Nous espérons que ces pistes, et les autres développées dans le rapport, permettront de réinjecter du contact humain dans des rouages administratifs aujourd'hui trop froids. Plus largement, nous formulons le voeu, modeste, que ce rapport contribue à améliorer le quotidien de tous ceux qui exercent le métier dévoué et engagé de nous nourrir.

Cela passe par une véritable bataille de communication sur l'avenir de notre agriculture. Sur la chance que nous avons d'avoir des agriculteurs engagés sur nos territoires pour nous nourrir. À cet égard, le rapport propose également que l'avenir de l'agriculture française soit faite grande cause nationale. Cela serait un symbole de reconnaissance très fort et permettrait surtout d'avoir accès à des spots pour mieux communiquer auprès du grand public sur la réalité de notre agriculture.
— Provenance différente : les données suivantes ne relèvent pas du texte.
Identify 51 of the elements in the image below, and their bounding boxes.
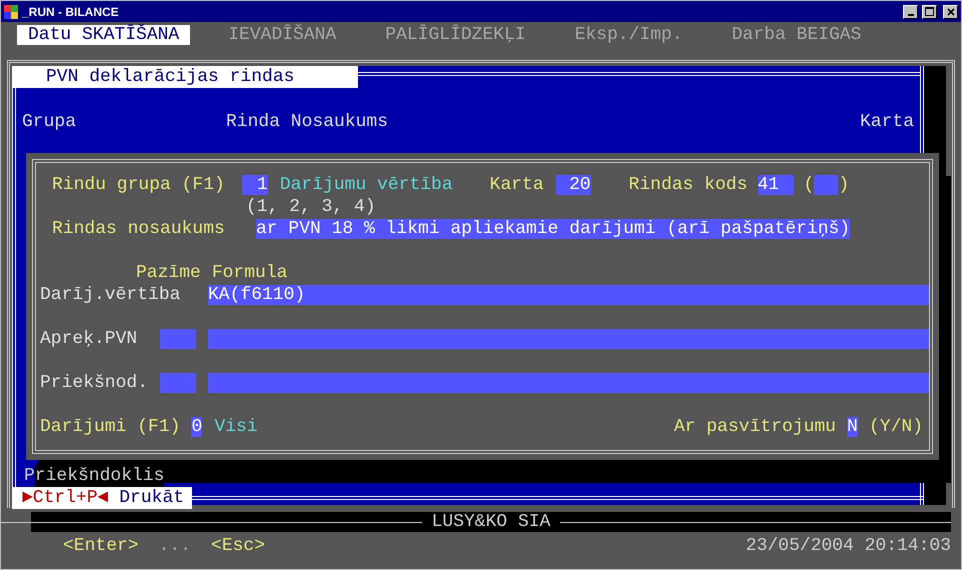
- transactions-field[interactable]: 0: [191, 417, 202, 437]
- flag-field[interactable]: [160, 373, 196, 393]
- transactions-name: Visi: [214, 417, 258, 437]
- row-name-field[interactable]: ar PVN 18 % likmi apliekamie darījumi (arī pašpatēriņš): [256, 219, 850, 239]
- menu-item[interactable]: Darba BEIGAS: [720, 25, 872, 45]
- maximize-icon: [925, 7, 934, 16]
- column-label: Formula: [212, 263, 288, 283]
- column-label: Pazīme: [136, 263, 201, 283]
- formula-field[interactable]: [208, 329, 929, 349]
- panel-title: PVN deklarācijas rindas: [12, 66, 358, 88]
- field-label: Ar pasvītrojumu: [674, 417, 836, 437]
- field-label: Rindu grupa (F1): [52, 175, 225, 195]
- field-label: Rindas kods: [628, 175, 748, 195]
- close-button[interactable]: [943, 4, 958, 18]
- underline-field[interactable]: N: [846, 417, 858, 437]
- formula-field[interactable]: KA(f6110): [208, 285, 929, 305]
- window-title: _RUN - BILANCE: [22, 4, 120, 18]
- menu-item[interactable]: IEVADĪŠANA: [217, 25, 348, 45]
- hint-text: (1, 2, 3, 4): [246, 197, 376, 217]
- close-icon: [946, 8, 954, 16]
- date-time: 23/05/2004 20:14:03: [746, 536, 951, 556]
- group-name: Darījumu vērtība: [280, 175, 453, 195]
- group-field[interactable]: 1: [242, 175, 268, 195]
- hint-text: (Y/N): [868, 417, 923, 437]
- code-suffix-field[interactable]: [814, 175, 838, 195]
- flag-field[interactable]: [160, 329, 196, 349]
- column-header: Rinda Nosaukums: [226, 111, 390, 133]
- key-hint: <Enter>: [63, 536, 139, 556]
- menu-item[interactable]: PALĪGLĪDZEKĻI: [374, 25, 537, 45]
- app-icon: [4, 4, 18, 18]
- minimize-icon: [908, 14, 914, 16]
- key-hint: ...: [158, 536, 192, 556]
- bracket-text: (: [804, 175, 814, 195]
- maximize-button[interactable]: [922, 4, 937, 18]
- card-field[interactable]: 20: [556, 175, 591, 195]
- field-label: Darījumi (F1): [40, 417, 180, 437]
- menu-item[interactable]: Eksp./Imp.: [564, 25, 694, 45]
- minimize-button[interactable]: [903, 4, 918, 18]
- field-label: Rindas nosaukums: [52, 219, 226, 239]
- field-label: Karta: [490, 175, 544, 195]
- bracket-text: ): [838, 175, 850, 195]
- print-button[interactable]: ►Ctrl+P◄ Drukāt: [12, 487, 192, 509]
- formula-field[interactable]: [208, 373, 929, 393]
- menu-item[interactable]: Datu SKATĪŠANA: [17, 25, 190, 45]
- key-hint: <Esc>: [211, 536, 266, 556]
- field-label: Darīj.vērtība: [40, 285, 182, 305]
- column-header: Karta: [860, 111, 914, 133]
- field-label: Apreķ.PVN: [40, 329, 138, 349]
- code-field[interactable]: 41: [758, 175, 794, 195]
- field-label: Priekšnod.: [40, 373, 150, 393]
- column-header: Grupa: [22, 111, 78, 133]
Mme Sophie Primas, présidente. - Je vous remercie pour ce rapport. Il s'agit d'un sujet sensible qui, s'il ne représente pas l'agriculture dans son ensemble, touche les agriculteurs plus que toutes les autres forces vives de notre Nation. Vous l'avez traité avec humanité et efficacité. Vos 63 recommandations pragmatiques et précises prônent un rassemblement des moyens, aujourd'hui nombreux mais dispersés. Ce travail prend sa source dans l'initiative législative d'Henri Cabanel il y a plus d'un an. En parallèle, le ministre de l'agriculture a demandé à notre collègue député Olivier Damaisin un travail de nature différente sur cette question. Nos deux rapporteurs remettront leur rapport au ministre de l'agriculture la semaine prochaine, qui l'attend pour présenter son plan d'action.

M. Laurent Duplomb. - Je souhaite adresser mes félicitations à Françoise Férat et Henri Cabanel pour la qualité de leurs travaux. Depuis un an, j'ai eu l'occasion de suivre quelques auditions et de faire apporter des témoignages. Je salue la très grande qualité de ce travail. J'y vois une vraie consonance avec la réalité de notre agriculture, autour d'un maître-mot qu'est la reconnaissance. Un peu d'histoire est nécessaire pour le comprendre : en 1890, Gambetta veut faire chausser les sabots de la République aux paysans, ce qui va les conduire à se faire tuer en masse en 1914-1918. Par la nature même de son travail, l'agriculteur est décalé, dans une société où le principe de précaution prévaut et où le risque n'est plus accepté. L'agriculteur accepte de semer sans avoir la certitude de récolter, puisqu'un épisode de grêle ou un aléa climatique peut engendrer un échec considérable. Il sème pourtant encore l'année suivante. L'agriculteur est à la croisée des paradoxes de la société : selon les sondages, la majeure partie de la population aime ses agriculteurs, mais cette même population leur en demande toujours plus, et les condamne. N'oublions pas que l'agriculture française a été au rendez-vous pour nourrir les Français, tant en quantité qu'en qualité, alors que la part de l'alimentation dans le budget des ménages est passée de 36 % à 12 % en une dizaine d'années. Les agriculteurs méritent leur reconnaissance. Nous avons fait un pas de plus cette nuit en adoptant mon amendement lors de l'examen de la proposition de loi relative à la sécurité globale qui limitera - et je l'espère arrêtera - les intrusions intempestives dans les exploitations, que les agriculteurs ressentent comme de véritables agressions envers leur travail et leur passion pour leurs animaux, et qui peuvent laisser penser que toutes les exploitations sont identiques. Enfin je salue en ce rapport la place qu'il fait au contact humain et à la fraternité, qui sont essentiels pour les paysans. Si Gambetta a, dans le passé, fait chausser les sabots de la République aux paysans, il faut aujourd'hui que la République comprenne que ce qui compte le plus pour eux, c'est la fraternité.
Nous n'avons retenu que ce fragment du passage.